When Donald Trump ran for president four years ago, he came to Bangor and promised Mainers like me that he would deliver the greatest trade deals in American history. As a dairy farmer whose livelihood depends in part on exports to China and other countries, that sounded quite promising. Dairy farmers are the economic engines of rural Maine, and our ability to thrive is based in part on how much we can make by exporting our products to other countries.

When Trump took office, his actual plan became clear. He intended to stoke a trade war with China, ratcheting up tariffs and adversarial rhetoric, with the belief that these tactics would help us “beat them.”

Trump’s bluster and policy making by tweet didn’t produce any of the greatest trade deals in American history. Unsurprisingly, when Trump imposed tariffs on Chinese goods, China retaliated and took aim at American agriculture products. Trump’s trade war decimated our exports and dried up one of the dairy industry’s most important markets nearly overnight.

Maine wasn’t spared significant losses from the trade war. We’ve all heard about how Trump’s harmful policies have upended our lobster industry, but our farmers have been hit hard too. Our blueberry market has nearly vanished. And dairy farmers like me have suffered from some of the lowest milk prices in years, as well as huge price swings.

Before the trade war, Maine was home to more than 200 dairy farms that produced 71 million gallons of milk each year nationally. 1 in 8 gallons of that milk was sold abroad. But one economist estimated that the average Maine dairy farm could lose $50,000 because of Trump’s trade war.

Trump’s failed trade war not only changed our profits in the short term, but altered the future of our entire industry. My dairy business worked hard to have a reputation as a reliable supplier that could provide products to China and other countries on a steady basis. With the tariffs, we’ve become an unreliable supplier. The market has broadened, and it’s unlikely to ever return to the single source that we had before. The enormous investments we made to develop our market in China have been blown away in the blink of an eye.

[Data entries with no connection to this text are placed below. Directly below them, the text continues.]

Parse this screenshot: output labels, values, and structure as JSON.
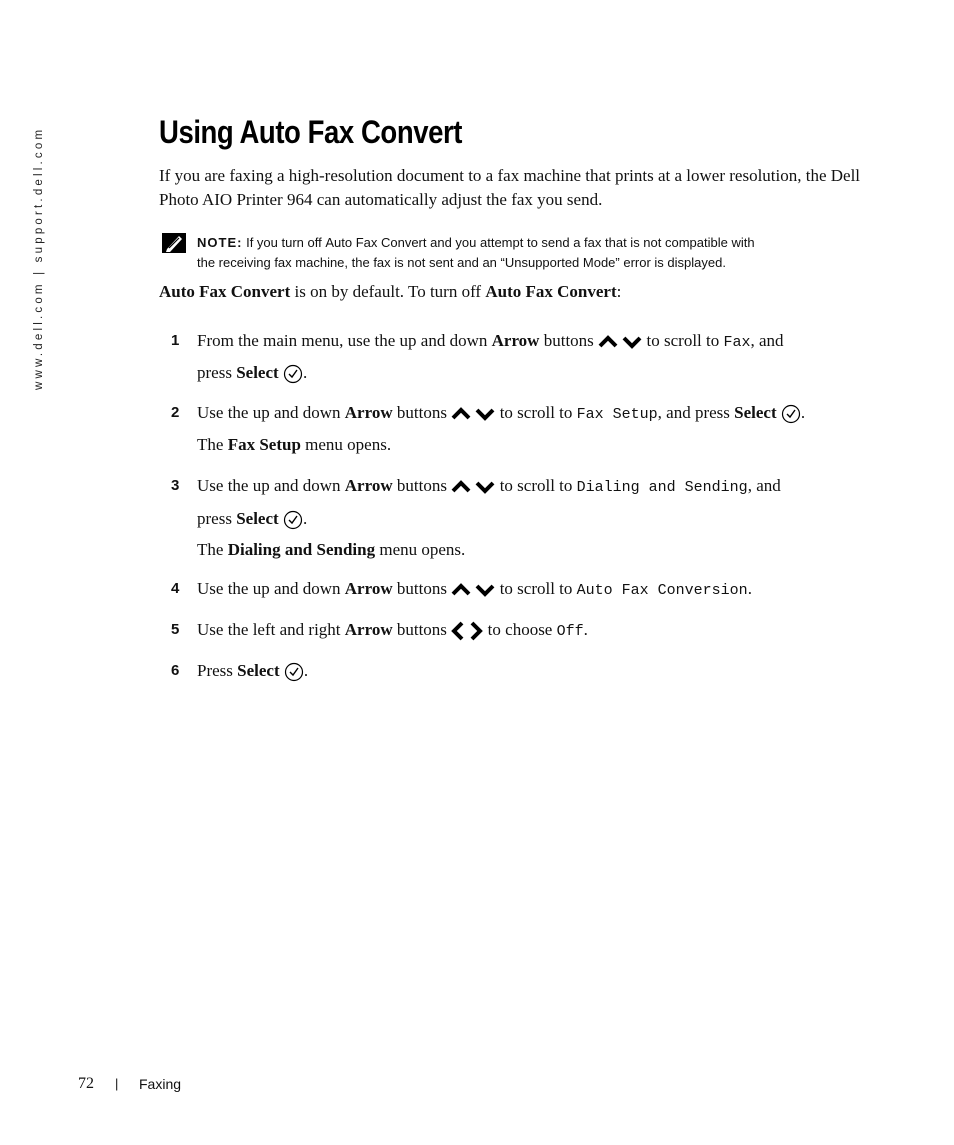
{
  "side_header": "www.dell.com | support.dell.com",
  "title": "Using Auto Fax Convert",
  "intro": "If you are faxing a high-resolution document to a fax machine that prints at a lower resolution, the Dell Photo AIO Printer 964 can automatically adjust the fax you send.",
  "note": {
    "label": "NOTE:",
    "pre": "If you turn off",
    "bold": "Auto Fax Convert",
    "post": "and you attempt to send a fax that is not compatible with",
    "line2": "the receiving fax machine, the fax is not sent and an “Unsupported Mode” error is displayed."
  },
  "lead": {
    "b1": "Auto Fax Convert",
    "mid": " is on by default. To turn off ",
    "b2": "Auto Fax Convert",
    "end": ":"
  },
  "steps": [
    {
      "num": "1",
      "a": "From the main menu, use the up and down ",
      "arrow": "Arrow",
      "b": " buttons",
      "c": " to scroll to ",
      "menu": "Fax",
      "d": ", and",
      "e": "press ",
      "select": "Select",
      "f": "."
    },
    {
      "num": "2",
      "a": "Use the up and down ",
      "arrow": "Arrow",
      "b": " buttons",
      "c": " to scroll to ",
      "menu": "Fax Setup",
      "d": ", and press ",
      "select": "Select",
      "f": ".",
      "sub_a": "The ",
      "sub_b": "Fax Setup",
      "sub_c": " menu opens."
    },
    {
      "num": "3",
      "a": "Use the up and down ",
      "arrow": "Arrow",
      "b": " buttons",
      "c": " to scroll to ",
      "menu": "Dialing and Sending",
      "d": ", and",
      "e": "press ",
      "select": "Select",
      "f": ".",
      "sub_a": "The ",
      "sub_b": "Dialing and Sending",
      "sub_c": " menu opens."
    },
    {
      "num": "4",
      "a": "Use the up and down ",
      "arrow": "Arrow",
      "b": " buttons",
      "c": " to scroll to ",
      "menu": "Auto Fax Conversion",
      "d": "."
    },
    {
      "num": "5",
      "a": "Use the left and right ",
      "arrow": "Arrow",
      "b": " buttons",
      "c": " to choose ",
      "menu": "Off",
      "d": "."
    },
    {
      "num": "6",
      "a": "Press ",
      "select": "Select",
      "f": "."
    }
  ],
  "footer": {
    "page": "72",
    "sep": "|",
    "section": "Faxing"
  }
}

While Trump was overseeing this collapse in American farm exports, he declared that farmers were getting “over the hump,” and predicted that by this time next year farmers would be doing “fantastically well.” Yet where were we by the end of 2019? Farm bankruptcies in the U.S. were up 20%, and farm debt had hit the highest number in American history.

After losing the trade war he started, Trump decided to settle for a bad trade deal with China that left major issues unaddressed in exchange for purchases that would help his reelection campaign. Not only has this deal not fundamentally undone the damage his trade war caused, it hasn’t even increased China’s purchasing of American agricultural goods like he promised it would.

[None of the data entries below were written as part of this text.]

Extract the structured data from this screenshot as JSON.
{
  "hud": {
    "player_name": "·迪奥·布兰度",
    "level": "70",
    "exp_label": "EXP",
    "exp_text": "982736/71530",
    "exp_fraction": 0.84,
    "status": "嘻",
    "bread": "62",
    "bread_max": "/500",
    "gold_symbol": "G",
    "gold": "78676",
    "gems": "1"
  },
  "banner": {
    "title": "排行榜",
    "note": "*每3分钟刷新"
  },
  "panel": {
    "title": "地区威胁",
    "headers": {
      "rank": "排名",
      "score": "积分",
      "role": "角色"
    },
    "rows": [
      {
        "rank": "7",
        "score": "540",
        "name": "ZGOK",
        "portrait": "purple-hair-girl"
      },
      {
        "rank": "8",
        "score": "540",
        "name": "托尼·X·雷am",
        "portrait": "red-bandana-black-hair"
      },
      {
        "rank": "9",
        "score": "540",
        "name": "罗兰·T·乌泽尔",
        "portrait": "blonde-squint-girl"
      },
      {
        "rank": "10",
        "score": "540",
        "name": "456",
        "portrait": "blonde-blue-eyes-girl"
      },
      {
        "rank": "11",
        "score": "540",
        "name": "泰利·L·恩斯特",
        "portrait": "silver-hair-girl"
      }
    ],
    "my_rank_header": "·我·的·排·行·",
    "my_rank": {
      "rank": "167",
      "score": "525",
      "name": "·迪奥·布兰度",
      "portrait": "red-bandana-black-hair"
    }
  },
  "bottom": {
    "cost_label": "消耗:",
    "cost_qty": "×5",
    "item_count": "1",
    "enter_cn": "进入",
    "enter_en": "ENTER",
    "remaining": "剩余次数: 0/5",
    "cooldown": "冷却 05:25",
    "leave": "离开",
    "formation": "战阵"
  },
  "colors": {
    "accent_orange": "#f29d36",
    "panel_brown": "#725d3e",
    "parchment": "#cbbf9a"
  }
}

The evidence is clear. I’ve seen it myself. After his reckless trade war and failed attempts to paper over the damage, Donald Trump has caused irreparable harm to American agriculture. He promised better trade deals, but instead, he got played by China. Through his reckless trade policy, Trump has milked dairy farms dry.

That’s why I will be supporting Joe Biden for president this November. Biden has a plan to revitalize farms and all of rural America. He will strengthen our agricultural sector in a number of ways — by pursuing a less erratic trade policy with China and other countries, supporting beginning farmers, and re-investing in land grant universities, just to name a few.

I know Joe Biden will fight for farmers and won’t throw us by the wayside as collateral damage, like Trump has done time and again over his presidency. If dairy farms like mine are going to thrive again, we need a president who cares about our livelihoods. The difference for Maine farmers like me between four more years of Trump and a new start with Joe Biden could not be more stark.

Spencer Aitel, along with Paige Tyson, owns Two Loons Farm in South China and ships milk to Organic Valley Cooperative.